There are two trails one is paved and a relatively easy hike up to one of the caves. I am not in the best of shape with a bum ankle and so decided to stick to the paved trail. The walk was not too strenuous however there was a bit of an incline. There are plenty of places to stop along the way up, some with benches to rest on and take in the scenery and read the informative plaques about the site and local flora and fauna (plants and wildlife). Along the way up I took in the heavenly scent of wild roses and sage brush. I love plants and enjoyed the hike very much. Once we got to the cave at the top of the trail I was a bit disappointed to see that due to natural erosion and time most of the prehistoric cave drawings were faded and hardly viewable anymore.

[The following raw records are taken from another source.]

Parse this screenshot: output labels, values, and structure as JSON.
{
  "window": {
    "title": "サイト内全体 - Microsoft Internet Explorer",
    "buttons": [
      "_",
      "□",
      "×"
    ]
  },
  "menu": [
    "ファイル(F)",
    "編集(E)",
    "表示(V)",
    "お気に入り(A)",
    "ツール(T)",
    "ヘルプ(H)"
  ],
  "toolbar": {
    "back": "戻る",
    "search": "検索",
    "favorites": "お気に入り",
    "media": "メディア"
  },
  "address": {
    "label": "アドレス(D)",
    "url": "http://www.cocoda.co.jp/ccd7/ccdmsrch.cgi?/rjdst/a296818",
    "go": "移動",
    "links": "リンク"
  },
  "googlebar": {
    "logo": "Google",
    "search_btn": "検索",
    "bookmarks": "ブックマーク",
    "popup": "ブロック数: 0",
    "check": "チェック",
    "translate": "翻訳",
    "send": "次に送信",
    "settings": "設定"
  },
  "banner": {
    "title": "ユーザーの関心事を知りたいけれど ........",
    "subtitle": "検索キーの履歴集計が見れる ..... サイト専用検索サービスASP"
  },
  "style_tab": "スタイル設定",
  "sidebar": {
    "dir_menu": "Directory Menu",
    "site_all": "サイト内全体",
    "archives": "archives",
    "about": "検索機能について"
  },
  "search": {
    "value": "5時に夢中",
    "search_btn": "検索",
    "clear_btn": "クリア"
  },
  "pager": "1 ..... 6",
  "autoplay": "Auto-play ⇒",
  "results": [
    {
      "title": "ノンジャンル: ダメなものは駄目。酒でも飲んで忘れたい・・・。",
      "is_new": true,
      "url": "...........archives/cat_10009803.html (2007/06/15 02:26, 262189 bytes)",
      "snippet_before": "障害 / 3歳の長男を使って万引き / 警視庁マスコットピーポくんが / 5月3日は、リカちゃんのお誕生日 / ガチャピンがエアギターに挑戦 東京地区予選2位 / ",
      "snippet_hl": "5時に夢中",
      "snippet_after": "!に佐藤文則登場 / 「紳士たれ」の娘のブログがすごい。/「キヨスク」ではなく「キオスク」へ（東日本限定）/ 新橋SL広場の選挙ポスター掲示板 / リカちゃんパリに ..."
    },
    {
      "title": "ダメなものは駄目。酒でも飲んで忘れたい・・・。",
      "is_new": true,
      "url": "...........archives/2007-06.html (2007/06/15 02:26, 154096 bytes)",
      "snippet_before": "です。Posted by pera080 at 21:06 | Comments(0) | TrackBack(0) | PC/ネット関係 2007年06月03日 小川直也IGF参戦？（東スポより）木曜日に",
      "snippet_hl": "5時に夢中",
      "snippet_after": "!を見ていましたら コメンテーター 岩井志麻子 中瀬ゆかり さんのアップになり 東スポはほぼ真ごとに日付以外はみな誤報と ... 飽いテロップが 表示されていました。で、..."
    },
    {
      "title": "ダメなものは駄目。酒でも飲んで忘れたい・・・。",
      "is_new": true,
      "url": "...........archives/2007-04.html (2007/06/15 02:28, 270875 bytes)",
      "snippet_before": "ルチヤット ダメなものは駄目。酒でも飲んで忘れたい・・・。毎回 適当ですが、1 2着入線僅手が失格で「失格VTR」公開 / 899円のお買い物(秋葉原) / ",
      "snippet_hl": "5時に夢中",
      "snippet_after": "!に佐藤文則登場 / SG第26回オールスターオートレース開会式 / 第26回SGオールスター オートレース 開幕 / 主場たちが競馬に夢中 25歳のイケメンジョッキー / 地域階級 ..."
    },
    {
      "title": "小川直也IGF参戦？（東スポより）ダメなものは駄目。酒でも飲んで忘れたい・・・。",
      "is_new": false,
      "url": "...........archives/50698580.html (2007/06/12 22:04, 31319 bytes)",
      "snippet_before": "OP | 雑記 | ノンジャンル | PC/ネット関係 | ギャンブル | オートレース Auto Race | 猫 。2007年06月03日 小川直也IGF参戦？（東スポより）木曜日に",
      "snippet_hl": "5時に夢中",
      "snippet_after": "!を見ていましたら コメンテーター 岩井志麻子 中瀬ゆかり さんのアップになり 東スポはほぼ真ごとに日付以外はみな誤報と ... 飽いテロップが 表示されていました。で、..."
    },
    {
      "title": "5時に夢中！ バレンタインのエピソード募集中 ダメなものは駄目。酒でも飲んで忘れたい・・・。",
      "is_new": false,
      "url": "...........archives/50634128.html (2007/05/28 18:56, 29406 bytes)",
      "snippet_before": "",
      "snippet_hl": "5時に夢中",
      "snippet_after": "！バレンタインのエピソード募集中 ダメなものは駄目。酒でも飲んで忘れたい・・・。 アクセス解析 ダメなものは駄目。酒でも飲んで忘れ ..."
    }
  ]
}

You really had to look hard for them and the ones that were still viewable were much later drawings (after guns were introduced to the native Americans) however it was still interesting to see. I headed back down the trail while my husband and 4 children (13 to 5) took the unpaved trail to visit the other cave(s). They enjoyed the hike and the caves.
This was a pleasant excursion for some fresh air and a little hike. I think we were there for about 2 hours. The drive to the caves was nice as well.
See the caves before the pictographs are gone. While the State Park system has taken measures to prevent erosion and damage as much as possible they are fading and won't be around forever.